No último dia 15 de março, Valor Sentimental ganhou o Oscar de melhor filme estrangeiro de 2026. Apesar da aparência prosaica, o filme norueguês trata profundamente da questão da violência de Estado e dos danos e efeitos transgeracionais, ainda que o longa-metragem não pretenda classificar-se dessa forma.

De forma mais geral, Valor Sentimental fala sobre os traumas familiares dos Borg, que não foram resolvidos, nem mesmo enfrentados. A despeito de manter esse enganoso tom mais genérico, o trauma que coloca a estória do filme em movimento foi produzido justamente por questões de violência política, perpetrada pelo Estado norueguês durante a ocupação nazista.

Em 9 de abril de 1940, Alemanha nazista invadiu a Noruega. Resistindo até o dia 10 de junho do mesmo ano, o Estado norueguês sucumbiu às forças nazistas, passando a ser ocupado pelo Exército alemão e governado pelo Governo Nacional, uma composição norueguesa fantoche a serviço dos nazistas. Por razões geopolíticas, como a posição geográfica privilegiada do país próxima ao Ártico, a aliança com os ingleses e a invasão da Finlândia pela União Soviética em novembro de 1939, os nazistas invadiram a Noruega em meados de 1940, permanecendo na Noruega até a capitulação da Alemanha em 8 de maio de 1945.

O início do trauma dos Borg encontra-se justamente nesse período de ocupação nazista. Em algum momento do regime nazista na Noruega, Karin, mãe do renomado cineasta Gustav Borg (Stellan Skarsgård) e avó da promissora atriz Nora Borg (Renate Reinsve) e da historiadora Agnes Borg Pettersen (Inga Ibsdotter Lilleaas), foi denunciada por vizinhos por fazer propaganda antinazista, sendo presa e torturada pelo Estado norueguês. Sobrevivendo às torturas do regime pró-nazista norueguês, Karin retornou à sua casa, dedicando-se a cuidar do filho Gustav, até cometer suicídio.

Toda essa violência de Estado sofrida por Karin é o motivo do drama enfrentado pelos Borg, protagonizado especialmente pela neta Nora.

No prólogo de Valor Sentimental, Nora relembra de uma redação escolar em que contava a história da casa de sua família. Por volta dos 10 anos de idade, Nora relata como a casa foi construída, as histórias felizes e tristes da família, finalizando com o problema estrutural da construção. Como metáfora para a própria família, a casa dos Borg afunda graças a uma fissura na construção, que só cresce conforme o tempo passa.
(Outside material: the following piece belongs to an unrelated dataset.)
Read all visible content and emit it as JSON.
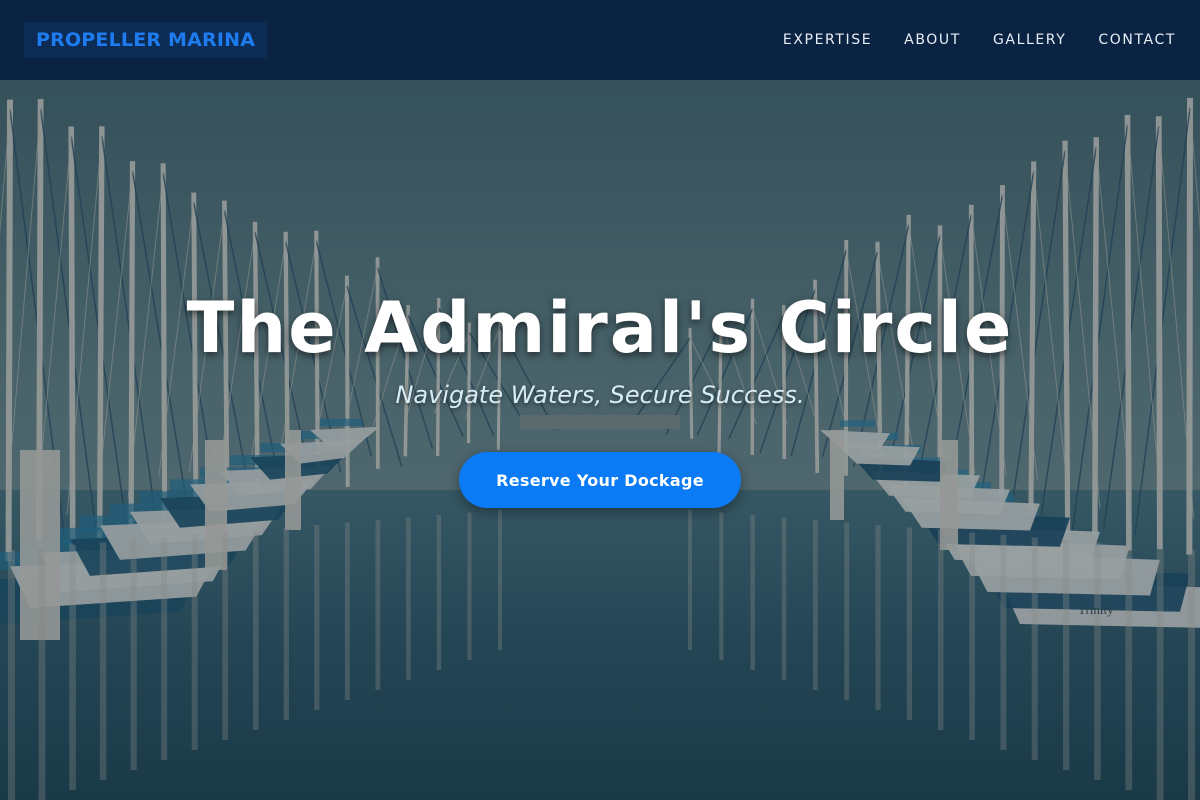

Palco de praticamente todo filme, essa casa fissurada representa o estado anímico da família Borg, que se recusa a tratar do problema.

O fato de Nora produzir uma redação escolar sobre esse tema tão delicado e pessoal, por volta dos 10 anos, explícita bastante a questão do dano transgeracional produzido pela violência de Estado. Desde criança, Nora já sabe dos problemas da família com clareza, como costuma acontecer com outras crianças que vivem a mesma situação. Comumente, uma criança de uma família de atingidos e atingidas pela violência de Estado tem plena consciência do trauma familiar, desde tenra idade. Independentemente do grau de conhecimento e de consciência, o trauma é sabido.

Nessas situações, não são necessárias explicações. Mesmo que diante do silenciamento, o comportamento dos e das familiares mais velhos/velhas transmite informações suficientes para entender que algo muito grave aconteceu no passado. Geralmente, essa transmissão ocorre muito mais por manifestações emocionais intensas, seja pelo silêncio, seja pelo barulho, metáfora sonoplasta que Nora utiliza para apresentar os conflitos dos pais no monólogo de abertura, que acaba levando o pai Gustav Borg a sair de casa e mudar-se para Suécia.

Atravessada por essas emoções turbulentas, o filme passa do monólogo introdutório de Nora para mostrá-la em seu trabalho de atriz. Em uma grande peça em que ela interpreta um papel importante, Nora tem um ataque de pânico, não quer entrar em cena, e tenta de tudo para escapar do palco. Vestida com uma típica roupa de camponesa medieval, o filme apresenta pouquíssimas cenas da peça. Na rápida passagem pela única cena, Valor Sentimental exibe estruturas cênicas que se parecem a grandes fogueiras, o que pode indicar que a temática da peça aborde a questão da violência contra a mulher, por meio da caça às bruxas.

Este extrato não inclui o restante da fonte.